In fact, the current mortgage rate of 4.94% is off the high of 5.17% in early November. That could be seen as a positive sign, and indeed that’s how the NAR spins it. But just looking at this small snapshot doesn’t tell the whole story, as WolfStreet points out.

In January 2018, when the Pending Home Sales index plunged to the lowest level since December 2015, the NAR blamed low supply of homes and surging mortgage rates. Since then, supply has sharply increased, and mortgage rates? Currently, the average 30-year fixed rate, at 4.94%, is still 54 basis points higher than it had been in January. And if an average mortgage rate of 4.4% was blamed for plunging home sales in January, then an average rate of 4.94% isn’t going to suddenly boost sales.”

And really, there is no reason to believe mortgage rates will continue to fall. The Fed nudged its funds rate up another 25 basis points in December and insists it will move ahead with two more hikes this year.

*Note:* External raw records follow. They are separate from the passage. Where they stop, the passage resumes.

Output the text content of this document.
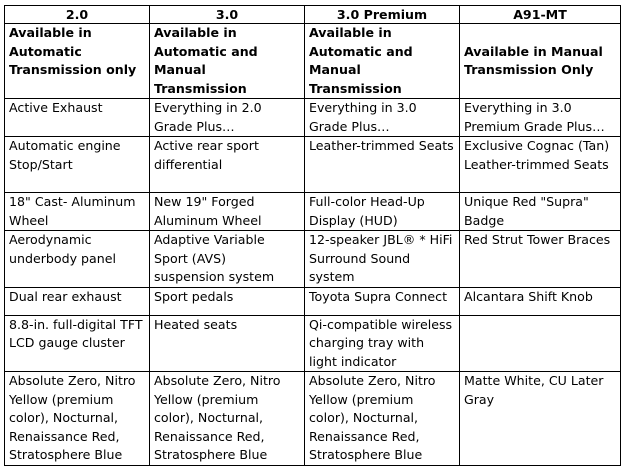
2.0	3.0	3.0 Premium	A91-MT
Available in Automatic Transmission only	Available in Automatic and Manual Transmission	Available in Automatic and Manual Transmission	Available in Manual Transmission Only
Active Exhaust	Everything in 2.0 Grade Plus…	Everything in 3.0 Grade Plus…	Everything in 3.0 Premium Grade Plus…
Automatic engine Stop/Start	Active rear sport differential	Leather-trimmed Seats	Exclusive Cognac (Tan) Leather-trimmed Seats
18" Cast- Aluminum Wheel	New 19" Forged Aluminum Wheel	Full-color Head-Up Display (HUD)	Unique Red "Supra" Badge
Aerodynamic underbody panel	Adaptive Variable Sport (AVS) suspension system	12-speaker JBL® * HiFi Surround Sound system	Red Strut Tower Braces
Dual rear exhaust	Sport pedals	Toyota Supra Connect	Alcantara Shift Knob
8.8-in. full-digital TFT LCD gauge cluster	Heated seats	Qi-compatible wireless charging tray with light indicator	
Absolute Zero, Nitro Yellow (premium color), Nocturnal, Renaissance Red, Stratosphere Blue	Absolute Zero, Nitro Yellow (premium color), Nocturnal, Renaissance Red, Stratosphere Blue	Absolute Zero, Nitro Yellow (premium color), Nocturnal, Renaissance Red, Stratosphere Blue	Matte White, CU Later Gray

We are in an environment of generally rising rates.

But the real problem is rising home prices. We have yet another asset bubble pumped up by nearly a decade of easy money. As WolfStreet put it, “There is a lot more at play here than just wobbling mortgage rates. At the top of the list are woefully inflated prices that potential buyers now see as such.”

And these potential buyers are now also confronting the fear that prices will decline, or further decline, after they buy. This is a scary thought, given the amount of leverage and the large dollar figures involved in a home purchase. Potential buyers now see that after the purchase, those fears could translate into some real and long-lasting headaches.”